Local officials, Baptist Health team members and MD Anderson Cancer Center leaders joined the project team partners to celebrate the topping out ceremony for the new nine-story cancer center, expected to be completed in late spring of 2018. The final two beams, signed by patients, family members, visitors, team members and physicians, were ceremoniously raised to the top of the iconic building.
Baptist Health with MD Anderson chose DPR Construction in partnership with Perry-McCall Construction to build their new, 330,000-square-foot freestanding cancer treatment facility, as well as a 250,000-square-foot parking deck for a total of 580,000 square feet of new construction, which will transform oncology care delivery throughout the Southeast.
More than 1,200 workers from 45 different subcontractors have been involved in the complex and highly collaborative project.
In addition to the highly collaborative process, the complexity of the project required the use of the latest technologies and building techniques.
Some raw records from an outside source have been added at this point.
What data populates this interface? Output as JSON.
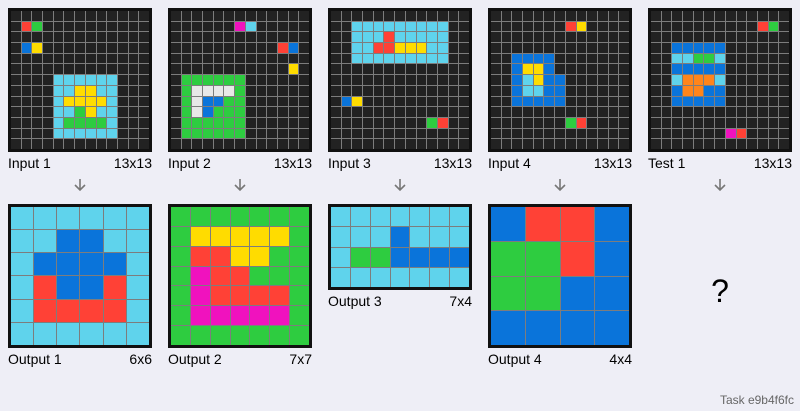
{
  "colors": {
    "0": "#222222",
    "1": "#0a74da",
    "2": "#ff4136",
    "3": "#2ecc40",
    "4": "#ffdc00",
    "5": "#aaaaaa",
    "6": "#f012be",
    "7": "#ff851b",
    "8": "#7fdbff",
    "9": "#870c25",
    "B": "#5fd3ec",
    "W": "#e8e8e8"
  },
  "pairs": [
    {
      "label": "Input 1",
      "size": "13x13",
      "grid": [
        "0000000000000",
        "0230000000000",
        "0000000000000",
        "0140000000000",
        "0000000000000",
        "0000000000000",
        "0000BBBBBB000",
        "0000BB44BB000",
        "0000B4444B000",
        "0000BB34BB000",
        "0000B3333B000",
        "0000BBBBBB000",
        "0000000000000"
      ],
      "out_label": "Output 1",
      "out_size": "6x6",
      "out_grid": [
        "BBBBBB",
        "BB11BB",
        "B1111B",
        "B2112B",
        "B2222B",
        "BBBBBB"
      ]
    },
    {
      "label": "Input 2",
      "size": "13x13",
      "grid": [
        "0000000000000",
        "0000006B00000",
        "0000000000000",
        "0000000000210",
        "0000000000000",
        "0000000000040",
        "0333333000000",
        "03WWWW3000000",
        "03W1133000000",
        "03W1333000000",
        "0333333000000",
        "0333333000000",
        "0000000000000"
      ],
      "out_label": "Output 2",
      "out_size": "7x7",
      "out_grid": [
        "3333333",
        "3444443",
        "3224433",
        "3622333",
        "3622223",
        "3666663",
        "3333333"
      ]
    },
    {
      "label": "Input 3",
      "size": "13x13",
      "grid": [
        "0000000000000",
        "00BBBBBBBBB00",
        "00BBB2BBBBB00",
        "00BB22444BB00",
        "00BBBBBBBBB00",
        "0000000000000",
        "0000000000000",
        "0000000000000",
        "0140000000000",
        "0000000000000",
        "0000000003200",
        "0000000000000",
        "0000000000000"
      ],
      "out_label": "Output 3",
      "out_size": "7x4",
      "out_grid": [
        "BBBBBBB",
        "BBB1BBB",
        "B331111",
        "BBBBBBB"
      ]
    },
    {
      "label": "Input 4",
      "size": "13x13",
      "grid": [
        "0000000000000",
        "0000000240000",
        "0000000000000",
        "0000000000000",
        "0011110000000",
        "0014410000000",
        "001B411000000",
        "001BB11000000",
        "0011111000000",
        "0000000000000",
        "0000000320000",
        "0000000000000",
        "0000000000000"
      ],
      "out_label": "Output 4",
      "out_size": "4x4",
      "out_grid": [
        "1221",
        "3321",
        "3311",
        "1111"
      ]
    },
    {
      "label": "Test 1",
      "size": "13x13",
      "grid": [
        "0000000000000",
        "0000000000230",
        "0000000000000",
        "0011111000000",
        "00BB33B000000",
        "0011111000000",
        "00B777B000000",
        "0017711000000",
        "0011111000000",
        "0000000000000",
        "0000000000000",
        "0000000620000",
        "0000000000000"
      ],
      "out_label": "",
      "out_size": "",
      "question": "?"
    }
  ],
  "task_id": "Task e9b4f6fc"
}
To be able to start the vertical construction of the treatment center, the team needed to stabilize the ground. This was done using a soil stabilization technique that required drilling 22-foot holes in the ground every 10 feet and filling them with concrete. More than 2,000 rigid inclusions were installed to support the 580,000 square feet of new construction.
To keep the project moving on a fast-track, the project partners used advanced 3-D modeling technology to completely design the project.
The new cancer center is being built on San Marco Boulevard across from the existing Baptist MD Anderson, which opened in October 2015. Once complete, the more than $150-million center will dramatically expand cancer care and provide hope for adult patients in the region and will be triple the size of the current Baptist MD Anderson Cancer.
The project was designed by Freeman White and HKS Architects.